The state of national public health has been influenced by a surprising factor: the architecture of America’s cities.
Richard J. Jackson, pediatrician and professor at the University of California at Los Angeles, spoke Monday night about the correlation between America’s infrastructure and the diminishing state of health most Americans are experiencing.
Buildings are “agents of health,” he said, and effective urban planning can promote physical, mental and social health.
“Architecture is the hardware of building communities, the software are the festivals and the culture and the programs,” Jackson said. “If you want people to be physically active, you have to create environments that entice them and that support them.”
The fixation on emergency care methods has trumped preventative measures, Jackson said.
“We’ve essentially medicalized environmentally induced diseases … rather than change the environment we’re living in,” Jackson said.
He said the stratification caused by socioeconomic status contributes to obesity and, for many people, obesity is out of their control, as the food deserts in their neighborhood provided them with inadequate and unhealthy food options.
“The more we stratify populations, the less people grow up better equipped for the diversity of the world,” he said. ”Economic diversity is equally important.”

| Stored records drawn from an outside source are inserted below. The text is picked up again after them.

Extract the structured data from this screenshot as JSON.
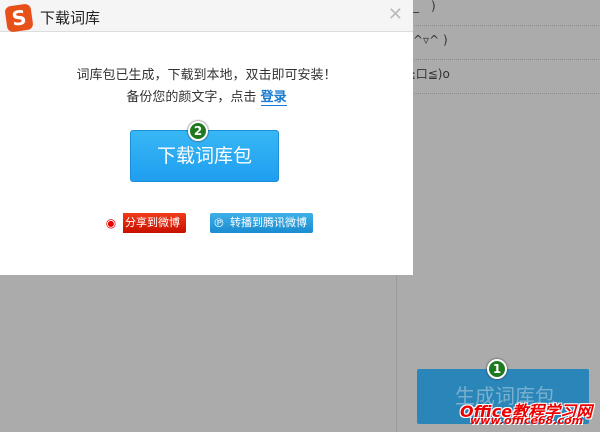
{
  "background": {
    "emoticons": [
      "￣_￣)",
      "。^▿^ )",
      "(≧口≦)o"
    ],
    "generate_button": "生成词库包"
  },
  "dialog": {
    "title": "下载词库",
    "close": "✕",
    "message_line1": "词库包已生成，下载到本地，双击即可安装！",
    "message_line2": "备份您的颜文字，点击",
    "login_link": "登录",
    "download_button": "下载词库包",
    "share_sina": "分享到微博",
    "share_tencent": "转播到腾讯微博"
  },
  "badges": {
    "step1": "1",
    "step2": "2"
  },
  "watermark": {
    "line1": "Office教程学习网",
    "line2": "www.office68.com"
  }
}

Two factors have had a larger impact than medical care when it comes to increasing life expectancy in the United States, Jackson said.
“We think that medical care is what’s really prolonging life span in the United States, but actually only five years of the 30 years of increased life expectancy can be attributed to medical care and the other 25 years … come from immunization and infrastructure,” Jackson said. “We’re underfunding prevention over and over again.”
Under the category of infrastructure, Jackson said cleaner air, better ventilation and clean water were just a few factors among many that could improve America’s national health, and urban planning must be approached with the intention of designing a city that encouraged its citizens to engage in physical activity, such as walking.
“We have removed 60,000 square miles of photosynthesis just in the United States to meet the needs of cars,” Jackson said. “Every city in America puts huge amounts of money in roadways and lets sidewalks starve. … It’s malpractice for a doctor to tell a patient to go for a walk if there’s no place to walk. It’s malpractice to tell a person to eat healthy if all the healthy food costs five times as much and there’s no way for them to get there to get it.”
After finishing medical school, Jackson said he focused on combining his desire to engage in social issues with his belief that the community could be empowered with science. He said his main fear with public health was that the issue was being dealt with at the end of the pipeline as opposed to the root cause of the problem.
“It is the right time to have a vision,” Jackson said. “I think what’s happening is sustainability and health are now merging, and they are common threads of what we need to be doing.”